Skonsolidowane przychody Orła Białego, który zajmuje się odzyskiwaniem ołowiu z akumulatorów, wzrosły w I kwartale o 52 proc., do 73,1 mln zł. To efekt 18-proc. zwiększenia wolumenu sprzedaży ołowiu oraz wzrostu jego cen na Londyńskiej Giełdzie Metali.
Jednak mocniej niż przychody, bo o 80 proc., zwiększyły się koszty sprzedanych produktów i towarów. W efekcie zysk brutto na sprzedaży był o 0,9 mln zł niższy od osiągniętego rok wcześniej i wyniósł 14,5 mln zł. O tyle samo obniżył się wynik z działalności operacyjnej - wyniósł 13,2 mln zł.
Tymczasem zysk brutto wzrósł o 67 proc., do 20,7 mln zł. Powód? Bytomskie przedsiębiorstwo zrealizowało dodatni wynik (8,6 mln zł) na transakcjach hedgingowych, zabezpieczających ceny ołowiu. Skonsolidowany czysty zarobek, przypisany udziałowcom, wzrósł o 59 proc., do 16,9 mln zł.

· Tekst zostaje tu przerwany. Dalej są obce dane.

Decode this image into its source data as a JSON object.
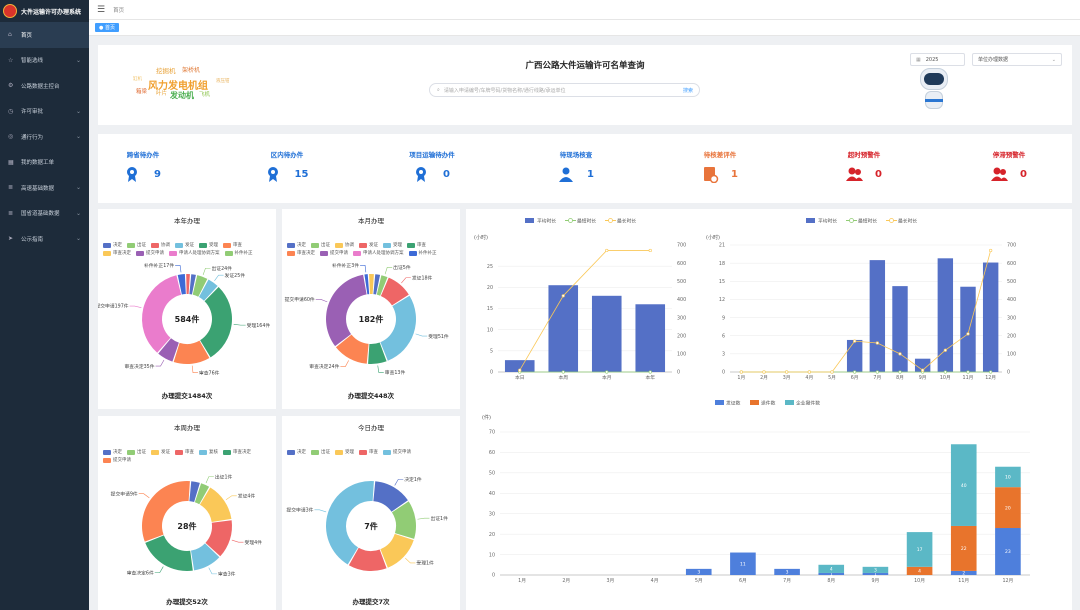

Orzeł Biały podał, że do końca I kwartału wydał 60 proc. kwoty pozyskanej z pierwszej oferty publicznej, przeprowadzonej pod koniec ubiegłego roku (zebrał 48 mln zł netto). Firma 21 mln zł przeznaczyła na kapitał obrotowy: spłaciła kredyty i kupiła surowce do produkcji. Na inwestycje w nowe linie produkcyjne wydała 6,9 mln zł z zaplanowanych 27 mln zł.
- Inwestycje wpłyną na czasowe obniżenie rentowności produkcji w przyszłych kwartałach. Pozytywne efekty pojawią się już jednak w IV kwartale - przypomina Józef Wolarek, wiceprezes Orła Białego. W trakcie oferty publicznej firma sygnalizowała, że w związku z rozbudową mocy i czasowym ograniczeniem produkcji, wyniki w 2008 roku pogorszą się. Skokowa poprawa nastąpi dopiero w przyszłym roku.